July 2019
Sweden’s simple and sustainable National Dietary Recommendations (NDRs) aim to be good for the gut and for the planet. The Swedish National Food Agency (NFA) updates these guidelines every eight years and, for the first time in 2015, based them on the health of humans and the environment. The NFA summarized their recommendations on the report’s cover page by stating: “Find your way to eat greener, not too much, and be active.” Monika Pearson of the NFA, who has been working to incorporate sustainability into the NDRs since 2006, tells the Food Climate Research Network about its significance. “It is an important step,” says Pearson. “Many NGOs and other organizations have been making these arguments for a long time, but when a governmental agency talks about sustainable food, it will help to push the issues forward and make more people listen, question, and act.”
The 2017 Food Sustainability Index, which measures countries’ performance on sustainable agriculture, nutritional challenges, and food waste and loss, placed Sweden as one of the highest scoring nations. Its latest recommendations include: incorporating more fruits and high-fiber root vegetables into diets; eating less red and processed meat; eating seafood two to three times weekly, but choosing only from eco-labeled producers; switching from processed, refined carbohydrates to whole grains; switching from high- to low-fat dairy; decreasing added sugar consumption; and eating only as much as you need to maintain energy balance.
While some parts of the guidelines may seem obvious, incorporating smart suggestions for both diet and environmental choices could sometimes pose a conflict. Pearson provides one example through recommending seafood to citizens: “It is a savior when it comes to essential long-chained fatty acids, vitamin D, and iodine. But with the problems of overfishing and disastrous environmental impacts of the fish farms in some areas of the world, fish has to be purchased with caution.”
In 2016, the U.N. Food and Agriculture Organization released the report “Plates, pyramids and planets” as an assessment of sustainability in NDRs. The report notes that only four countries explicitly include sustainability in their guidelines (Sweden, Germany, Qatar, and Brazil), but that some countries could have greener policies emerging in the future.
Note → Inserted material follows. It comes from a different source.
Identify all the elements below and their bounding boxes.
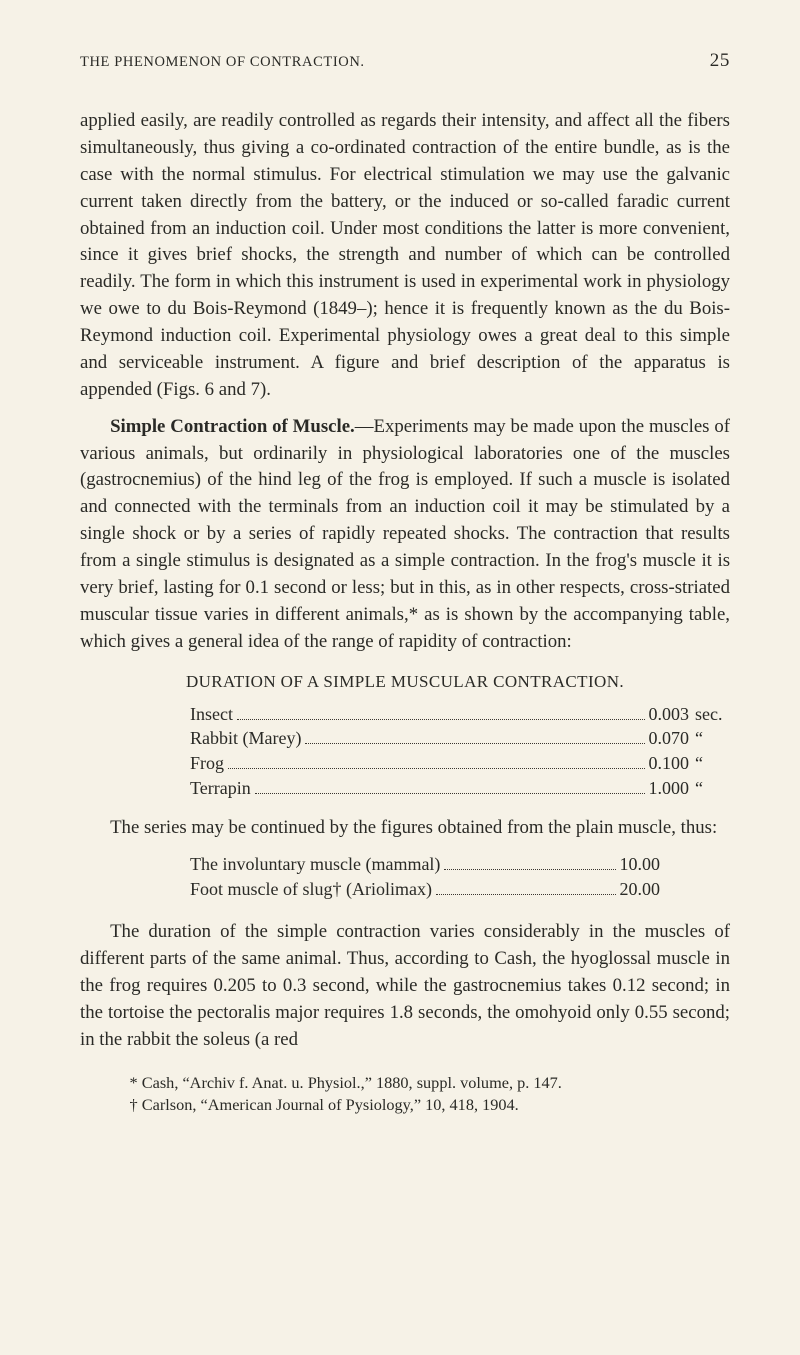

The report also mentions that the United States and Australia have seen attempts at incorporating sustainability but had not received government endorsement.
Hanna Tuomisto, associate professor in Sustainable Food Systems at the University of Helsinki, states in the 2018 Lancet Planetary Health Journal, “The integration of sustainability in all policies is essential to minimize environmental challenges.” The recently published review by the EAT-Lancet Commission for Food, Planet and Healthestablished scientific targets for sustainable food production and human nutrition, and highlighted the need for policy reform to facilitate achieving them. “Recommendations for healthy diets are not complete if they ignore the indirect health impacts caused by environmental changes associated with food production and consumption,” says Tuomisto.
The United States’ dietary guidelines received strong criticism after their release in 2015 by the U.S. Department of Agriculture and the U.S. Department of Health and Human Services. The guidelines, set to be updated in 2020, made no mention of sustainability or curbing meat consumption for planetary and dietary health. Since NDRs can be a primary point of reference in educating how to eat well, a lost opportunity could be seen by not addressing environmental outcomes as a means to drive greener practices.